As we're away this weekend we had to decide if we were going to leave the ants in the tube (they can survive and breed in there for up to a year apparently, though it seems a little cruel) or release them into their new habitat and hope they could survive a few days without human supervision.n Again if they can survive a year in a test tube with a few seeds and a bit of sugar water then we reckoned they'd be ok. And if not then it's only some ants. We have some in the garden and a few that make it into the house.

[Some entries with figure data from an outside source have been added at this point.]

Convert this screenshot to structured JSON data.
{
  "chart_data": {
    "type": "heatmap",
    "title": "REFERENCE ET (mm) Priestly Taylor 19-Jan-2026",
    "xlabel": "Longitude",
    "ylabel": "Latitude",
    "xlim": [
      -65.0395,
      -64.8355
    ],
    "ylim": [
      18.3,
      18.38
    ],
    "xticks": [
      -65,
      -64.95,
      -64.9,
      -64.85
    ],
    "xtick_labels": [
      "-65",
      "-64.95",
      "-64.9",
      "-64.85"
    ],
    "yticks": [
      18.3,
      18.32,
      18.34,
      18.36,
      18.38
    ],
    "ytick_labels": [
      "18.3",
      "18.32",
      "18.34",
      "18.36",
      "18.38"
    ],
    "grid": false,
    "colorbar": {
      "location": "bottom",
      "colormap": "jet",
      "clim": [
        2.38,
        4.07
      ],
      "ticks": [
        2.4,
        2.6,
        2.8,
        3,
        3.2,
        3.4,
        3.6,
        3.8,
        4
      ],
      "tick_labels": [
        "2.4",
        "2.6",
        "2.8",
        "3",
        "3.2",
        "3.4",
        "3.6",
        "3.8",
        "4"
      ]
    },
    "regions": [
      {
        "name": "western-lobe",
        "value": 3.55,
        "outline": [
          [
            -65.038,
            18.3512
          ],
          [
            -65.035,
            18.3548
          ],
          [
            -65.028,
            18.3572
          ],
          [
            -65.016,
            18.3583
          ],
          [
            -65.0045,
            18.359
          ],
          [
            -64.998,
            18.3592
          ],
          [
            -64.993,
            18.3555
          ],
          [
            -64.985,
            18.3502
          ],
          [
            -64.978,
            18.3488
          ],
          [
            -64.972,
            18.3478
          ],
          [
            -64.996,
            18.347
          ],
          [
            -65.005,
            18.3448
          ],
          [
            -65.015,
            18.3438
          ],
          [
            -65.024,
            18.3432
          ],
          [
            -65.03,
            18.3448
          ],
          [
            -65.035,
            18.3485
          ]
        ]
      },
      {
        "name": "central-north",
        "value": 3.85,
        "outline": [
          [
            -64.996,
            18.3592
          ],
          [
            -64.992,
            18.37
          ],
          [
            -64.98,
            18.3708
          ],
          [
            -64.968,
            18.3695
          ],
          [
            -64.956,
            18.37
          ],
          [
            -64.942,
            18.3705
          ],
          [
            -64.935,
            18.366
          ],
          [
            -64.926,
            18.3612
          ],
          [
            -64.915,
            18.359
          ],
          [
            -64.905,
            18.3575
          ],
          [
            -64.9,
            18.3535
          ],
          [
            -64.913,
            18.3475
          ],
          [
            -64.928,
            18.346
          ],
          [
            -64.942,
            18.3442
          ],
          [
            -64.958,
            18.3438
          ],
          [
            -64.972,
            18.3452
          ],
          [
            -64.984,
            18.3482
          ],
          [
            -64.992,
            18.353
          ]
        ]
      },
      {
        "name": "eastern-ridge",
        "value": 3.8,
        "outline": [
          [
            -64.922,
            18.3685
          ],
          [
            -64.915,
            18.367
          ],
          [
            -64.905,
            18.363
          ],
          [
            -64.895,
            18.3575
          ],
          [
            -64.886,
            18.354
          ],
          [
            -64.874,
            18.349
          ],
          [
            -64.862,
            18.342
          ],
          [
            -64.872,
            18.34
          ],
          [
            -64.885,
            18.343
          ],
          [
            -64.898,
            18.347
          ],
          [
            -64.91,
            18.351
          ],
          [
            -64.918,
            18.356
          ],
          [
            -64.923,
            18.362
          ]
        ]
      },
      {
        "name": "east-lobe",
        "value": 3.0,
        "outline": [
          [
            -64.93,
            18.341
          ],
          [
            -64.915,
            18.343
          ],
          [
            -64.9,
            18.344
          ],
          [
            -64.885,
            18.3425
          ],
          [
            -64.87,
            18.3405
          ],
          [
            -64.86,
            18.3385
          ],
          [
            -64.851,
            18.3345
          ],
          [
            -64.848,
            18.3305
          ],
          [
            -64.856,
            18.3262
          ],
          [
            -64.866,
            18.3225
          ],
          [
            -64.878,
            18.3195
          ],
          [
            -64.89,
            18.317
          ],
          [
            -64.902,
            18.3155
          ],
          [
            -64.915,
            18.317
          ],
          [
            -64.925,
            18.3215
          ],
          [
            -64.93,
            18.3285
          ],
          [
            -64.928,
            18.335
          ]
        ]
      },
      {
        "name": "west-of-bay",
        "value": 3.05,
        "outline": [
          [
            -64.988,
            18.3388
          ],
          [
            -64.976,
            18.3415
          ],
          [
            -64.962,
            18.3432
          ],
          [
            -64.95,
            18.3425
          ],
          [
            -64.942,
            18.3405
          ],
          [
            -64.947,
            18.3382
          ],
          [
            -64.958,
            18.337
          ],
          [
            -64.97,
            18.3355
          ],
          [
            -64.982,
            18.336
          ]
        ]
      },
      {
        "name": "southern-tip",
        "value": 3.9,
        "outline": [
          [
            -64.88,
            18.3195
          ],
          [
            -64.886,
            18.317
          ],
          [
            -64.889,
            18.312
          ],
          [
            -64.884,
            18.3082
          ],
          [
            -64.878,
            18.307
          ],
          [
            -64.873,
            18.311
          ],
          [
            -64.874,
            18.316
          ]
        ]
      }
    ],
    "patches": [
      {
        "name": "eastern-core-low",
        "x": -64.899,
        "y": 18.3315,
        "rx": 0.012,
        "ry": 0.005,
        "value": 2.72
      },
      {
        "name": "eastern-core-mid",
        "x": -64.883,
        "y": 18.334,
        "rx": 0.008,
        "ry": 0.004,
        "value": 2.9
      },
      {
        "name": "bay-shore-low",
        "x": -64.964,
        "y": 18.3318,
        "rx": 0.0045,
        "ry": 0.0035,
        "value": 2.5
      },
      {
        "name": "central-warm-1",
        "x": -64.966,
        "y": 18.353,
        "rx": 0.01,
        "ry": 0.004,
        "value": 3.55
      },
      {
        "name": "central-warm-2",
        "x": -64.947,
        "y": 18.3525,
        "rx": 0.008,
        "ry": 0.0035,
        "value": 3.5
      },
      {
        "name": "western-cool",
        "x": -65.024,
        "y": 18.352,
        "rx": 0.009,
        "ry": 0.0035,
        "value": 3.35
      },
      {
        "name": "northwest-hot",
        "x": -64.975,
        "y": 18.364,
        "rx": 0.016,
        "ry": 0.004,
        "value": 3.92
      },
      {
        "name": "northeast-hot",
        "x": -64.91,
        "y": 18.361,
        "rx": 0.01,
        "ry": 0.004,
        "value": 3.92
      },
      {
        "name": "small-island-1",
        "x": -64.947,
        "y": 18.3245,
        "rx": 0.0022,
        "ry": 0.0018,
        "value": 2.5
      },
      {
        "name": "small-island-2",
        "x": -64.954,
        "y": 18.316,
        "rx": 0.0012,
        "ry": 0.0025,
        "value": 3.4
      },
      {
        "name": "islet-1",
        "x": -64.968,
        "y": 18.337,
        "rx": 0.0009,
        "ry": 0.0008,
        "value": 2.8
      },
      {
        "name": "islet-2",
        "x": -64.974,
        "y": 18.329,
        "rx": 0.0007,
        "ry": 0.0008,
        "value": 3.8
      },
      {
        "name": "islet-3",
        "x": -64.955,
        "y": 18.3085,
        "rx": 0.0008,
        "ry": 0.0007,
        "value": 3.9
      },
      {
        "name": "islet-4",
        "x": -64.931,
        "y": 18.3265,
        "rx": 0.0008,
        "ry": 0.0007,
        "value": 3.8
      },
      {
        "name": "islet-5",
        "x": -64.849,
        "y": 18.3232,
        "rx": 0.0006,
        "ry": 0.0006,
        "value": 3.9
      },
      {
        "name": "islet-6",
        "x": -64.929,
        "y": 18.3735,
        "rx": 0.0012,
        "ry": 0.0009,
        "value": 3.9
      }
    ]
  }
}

Though a Queen Ant might be harder to track down. Phoebe wanted to call ours Briant. Though Ernie wasn't so keen.
We decided to let them run free and start digging their tunnels in the sand. It was pretty cool seeing them explore their new environment and see who was brave enough to leave the test tube (not the queen) and then see them get to work moving grains of sand with their fucking ant mouths.
They have three days to work out how to escape and turn the entire house into an ant farm, which will be a farm run by ants, with us humans as their slaves.
Ernie is viewing himself as the king or god of the ants, which is fair enough, but I love how much he loves nature and animals. When I was his age I was more interested in stomping on ants and on one occasion seeing what happened if I got them on to a piece of newspaper and then set fire to it. Did I really do that? What a monster. There's another thing for me to stress out about at 3am. What if the ants we've bought somehow know about my crimes and are planning to get their revenge. It would be entirely fair.
Ernie has not inherited my psychopathic tendencies and somehow is a caring and kind boy, in spite of his terrible father. There's hope for the future.

I forgave Ally enough to have another crack at Newsround. Is that burning an eternal flame? Or another STI.

And I reveal the face of the Banksy of poetry (with his permission) in today's Book Club. It's the lovely Brian Bilston.